A Japanese biotech startup called Hirotsu Bio Science Inc. has developed a cancer screening test using genetically engineered roundworms to detect early signs of pancreatic cancer from just a drop of urine.
The technological advancement is a momentous leap for cancer research since pancreatic cancer is generally discovered after it has spread and when treatment options are limited. This means that for the vast majority of patients, a diagnosis is a death sentence.
However, with the highly accurate novel test, things may be changing in the detection of pancreatic cancer and possibly other types of cancer.
Sniffing out cancer
Takaaki Hirotsu, CEO of the firm, developed the highly precise cancer detection method utilizing the nematode Caenorhabditis elegans in 2015, according to The Japan Times; however, until the most recent finding, they were unable to identify specific forms of cancer.
According to the recent study published in the peer-reviewed journal Oncotarget, the company examined the nematode's olfactory receptors and discovered a gene that reacts only to the urine of pancreatic cancer patients. In fact, when this gene is disabled, the roundworms are attracted to the urine of people with lung, stomach, and other cancers, but not to the urine of people with pancreatic cancer. The worms were able to successfully recognize all 22 urine samples from pancreatic cancer patients, including those in the early stages of the disease, in independent tests undertaken by the firm.

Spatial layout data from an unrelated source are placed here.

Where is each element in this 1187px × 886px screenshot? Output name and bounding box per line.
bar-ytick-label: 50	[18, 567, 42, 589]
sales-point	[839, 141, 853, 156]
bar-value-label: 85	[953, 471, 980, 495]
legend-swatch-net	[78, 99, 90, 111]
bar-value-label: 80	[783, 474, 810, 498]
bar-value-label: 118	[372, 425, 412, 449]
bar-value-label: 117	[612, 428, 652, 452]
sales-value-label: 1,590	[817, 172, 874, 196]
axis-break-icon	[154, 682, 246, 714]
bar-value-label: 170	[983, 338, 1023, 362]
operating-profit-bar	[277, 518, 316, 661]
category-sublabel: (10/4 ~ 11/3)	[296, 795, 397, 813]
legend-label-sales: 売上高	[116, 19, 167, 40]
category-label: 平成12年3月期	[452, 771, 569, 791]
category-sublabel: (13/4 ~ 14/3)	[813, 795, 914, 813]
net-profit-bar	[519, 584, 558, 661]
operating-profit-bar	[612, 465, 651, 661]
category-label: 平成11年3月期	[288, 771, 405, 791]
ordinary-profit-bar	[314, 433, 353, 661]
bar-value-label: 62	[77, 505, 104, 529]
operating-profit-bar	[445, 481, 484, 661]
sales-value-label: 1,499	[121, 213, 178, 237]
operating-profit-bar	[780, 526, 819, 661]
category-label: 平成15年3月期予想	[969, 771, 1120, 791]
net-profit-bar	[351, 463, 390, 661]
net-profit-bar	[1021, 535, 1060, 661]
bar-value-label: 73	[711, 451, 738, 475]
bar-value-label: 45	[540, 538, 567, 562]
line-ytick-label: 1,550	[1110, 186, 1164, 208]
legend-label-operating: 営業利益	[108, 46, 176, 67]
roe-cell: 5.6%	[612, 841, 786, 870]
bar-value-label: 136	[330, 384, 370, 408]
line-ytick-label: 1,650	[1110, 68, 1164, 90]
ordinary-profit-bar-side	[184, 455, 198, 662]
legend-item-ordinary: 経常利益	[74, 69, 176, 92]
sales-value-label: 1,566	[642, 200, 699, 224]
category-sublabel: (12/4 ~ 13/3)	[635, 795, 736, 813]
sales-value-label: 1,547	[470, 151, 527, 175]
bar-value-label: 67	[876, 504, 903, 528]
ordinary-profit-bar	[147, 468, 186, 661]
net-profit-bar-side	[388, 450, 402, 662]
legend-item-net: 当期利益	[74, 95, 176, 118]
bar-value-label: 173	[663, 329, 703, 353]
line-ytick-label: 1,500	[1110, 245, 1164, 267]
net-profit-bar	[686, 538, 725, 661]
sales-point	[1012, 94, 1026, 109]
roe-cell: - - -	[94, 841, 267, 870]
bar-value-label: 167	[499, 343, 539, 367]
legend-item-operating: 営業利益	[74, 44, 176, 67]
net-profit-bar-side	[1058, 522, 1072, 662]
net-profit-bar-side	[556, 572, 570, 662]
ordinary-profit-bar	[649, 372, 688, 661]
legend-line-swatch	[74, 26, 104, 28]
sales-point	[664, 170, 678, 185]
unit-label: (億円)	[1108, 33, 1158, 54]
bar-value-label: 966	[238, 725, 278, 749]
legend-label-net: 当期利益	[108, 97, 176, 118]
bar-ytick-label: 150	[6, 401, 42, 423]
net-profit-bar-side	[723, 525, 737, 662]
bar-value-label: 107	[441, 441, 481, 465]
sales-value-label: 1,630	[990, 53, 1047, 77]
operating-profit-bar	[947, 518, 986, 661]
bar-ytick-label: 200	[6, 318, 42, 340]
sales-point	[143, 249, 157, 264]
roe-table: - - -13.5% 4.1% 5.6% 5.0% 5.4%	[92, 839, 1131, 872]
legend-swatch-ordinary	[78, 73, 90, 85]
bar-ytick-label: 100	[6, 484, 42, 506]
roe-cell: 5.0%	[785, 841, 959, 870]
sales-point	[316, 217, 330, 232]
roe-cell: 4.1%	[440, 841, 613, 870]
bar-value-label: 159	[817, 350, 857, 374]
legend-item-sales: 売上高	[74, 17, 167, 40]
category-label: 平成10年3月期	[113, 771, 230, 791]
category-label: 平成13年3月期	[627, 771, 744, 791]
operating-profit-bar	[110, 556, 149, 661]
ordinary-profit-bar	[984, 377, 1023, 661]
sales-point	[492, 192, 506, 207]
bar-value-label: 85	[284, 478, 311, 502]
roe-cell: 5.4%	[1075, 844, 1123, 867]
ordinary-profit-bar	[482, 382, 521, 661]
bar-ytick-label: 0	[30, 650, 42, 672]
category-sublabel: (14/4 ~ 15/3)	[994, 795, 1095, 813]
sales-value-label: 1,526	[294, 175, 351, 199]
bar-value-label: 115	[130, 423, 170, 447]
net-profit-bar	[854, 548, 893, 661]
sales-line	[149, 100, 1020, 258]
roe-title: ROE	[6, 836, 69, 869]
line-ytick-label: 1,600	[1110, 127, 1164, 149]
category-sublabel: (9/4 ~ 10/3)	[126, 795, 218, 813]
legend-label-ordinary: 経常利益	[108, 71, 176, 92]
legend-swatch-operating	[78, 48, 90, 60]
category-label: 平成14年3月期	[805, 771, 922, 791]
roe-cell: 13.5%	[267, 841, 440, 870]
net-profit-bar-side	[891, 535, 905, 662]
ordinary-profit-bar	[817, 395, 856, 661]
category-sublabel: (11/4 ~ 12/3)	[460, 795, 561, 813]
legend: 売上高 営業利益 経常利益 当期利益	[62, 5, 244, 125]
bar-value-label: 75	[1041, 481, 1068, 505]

The company claims that this method is 100 percent accurate in detecting pancreatic cancer and 91.3 percent for other types, per The Japanese Times; however, there needs to be more studies before this can be said for sure. It should be also be noted that these tests are not intended to diagnose pancreatic cancer, but rather to boost routine screening, since urine samples are relatively easy and don't require a hospital visit.
The method needs to be further tested, but the researchers believe early detection of pancreatic cancer using C. elegans "can certainly be expected in the near future," per Medscape.
This is great news since, pancreatic cancer, although being the 14th most common cancer in the world, is one of the deadliest, killing more than 430,000 individuals each year, according to Nature. The disease is predicted to become the second leading cause of cancer deaths in the United States by 2030, and in the European Union, disease-related mortality is expected to rise by about 50% by 2025, compared to 2010 levels. However, with early detection, we may be able to push the boundaries of cancer research, and a diagnosis may no longer be synonymous with death.